Be clear and specific about these examples. While we follow a strengths-based approach at One Good* Day and don’t like to focus too much on limitations, it is important to understand and brace for the reality that the NDIS needs to assess the things that are challenging to do without appropriate support in place.  By understanding the impacts of psychosocial disability, the NDIS can provide accurate responses and support.



Challenging times 

Mental health is episodic – at times you might feel great, while at others you might need a significant amount of support to keep moving forward. Make sure that you outline these challenging times in your application. 

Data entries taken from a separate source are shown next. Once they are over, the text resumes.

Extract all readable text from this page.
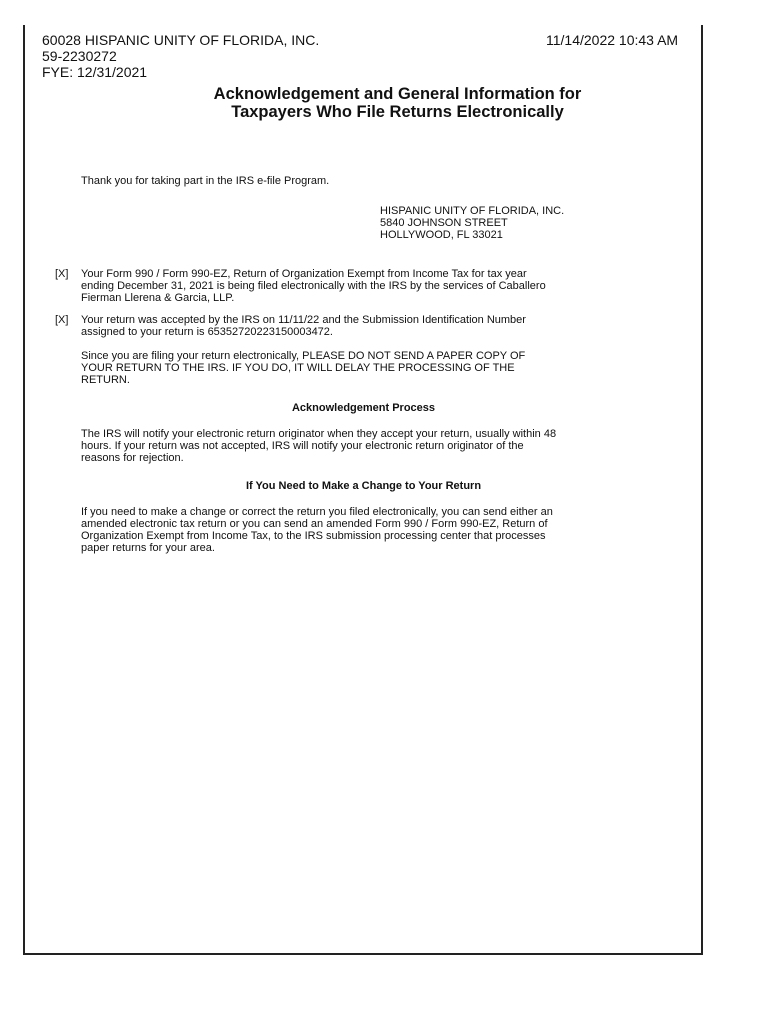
60028 HISPANIC UNITY OF FLORIDA, INC.
59-2230272
FYE: 12/31/2021
11/14/2022 10:43 AM
Acknowledgement and General Information for
Taxpayers Who File Returns Electronically
Thank you for taking part in the IRS e-file Program.
HISPANIC UNITY OF FLORIDA, INC.
5840 JOHNSON STREET
HOLLYWOOD, FL 33021
[X] Your Form 990 / Form 990-EZ, Return of Organization Exempt from Income Tax for tax year
ending December 31, 2021 is being filed electronically with the IRS by the services of Caballero
Fierman Llerena & Garcia, LLP.
[X] Your return was accepted by the IRS on 11/11/22 and the Submission Identification Number
assigned to your return is 65352720223150003472.
Since you are filing your return electronically, PLEASE DO NOT SEND A PAPER COPY OF
YOUR RETURN TO THE IRS. IF YOU DO, IT WILL DELAY THE PROCESSING OF THE
RETURN.
Acknowledgement Process
The IRS will notify your electronic return originator when they accept your return, usually within 48
hours. If your return was not accepted, IRS will notify your electronic return originator of the
reasons for rejection.
If You Need to Make a Change to Your Return
If you need to make a change or correct the return you filed electronically, you can send either an
amended electronic tax return or you can send an amended Form 990 / Form 990-EZ, Return of
Organization Exempt from Income Tax, to the IRS submission processing center that processes
paper returns for your area.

As much as we don’t want you to focus on the bad times, it’s important to outline exactly how your mental health impacts your life. If you can, try to be objective about this even though it is not always a nice experience. Take a step back and record them in your application knowing it will support you in the long run. This is another area in which chatting things through can provide some support to get through the process. 



Next steps: Access Request Form or Verbal Access Request



Now you’ve got a better handle on how to access the NDIS, it’s time for the next steps: completing the forms. You can find the Access Request Form on the NDIS website under Applying > How to apply. You can also obtain a form via email to the NDIS or collect a hard copy at your Local Area Coordinator Office. 


If you require Verbal Access Request, you can phone the NDIS directly on 1800 800 110. An NDIS team member will guide you through this verbal request, asking for the same information as the written form. 


Interested in getting more support with your NDIS application? There are some great resources on the NDIS website to assist you. 



We offer NDIS pre-access chats 



Our Psychosocial Recovery Coaches can also support you in your pre-access preparations. If you think you might be eligible for NDIS Recovery Coaching and other support services, get in touch with our friendly team.


There’s a lot to consider when it comes to your NDIS application. Remember that this is just one element in what should be an exciting next stage of your life. You are taking the first step towards getting the support you deserve in your mental health journey. You’ve come this far – why stop now?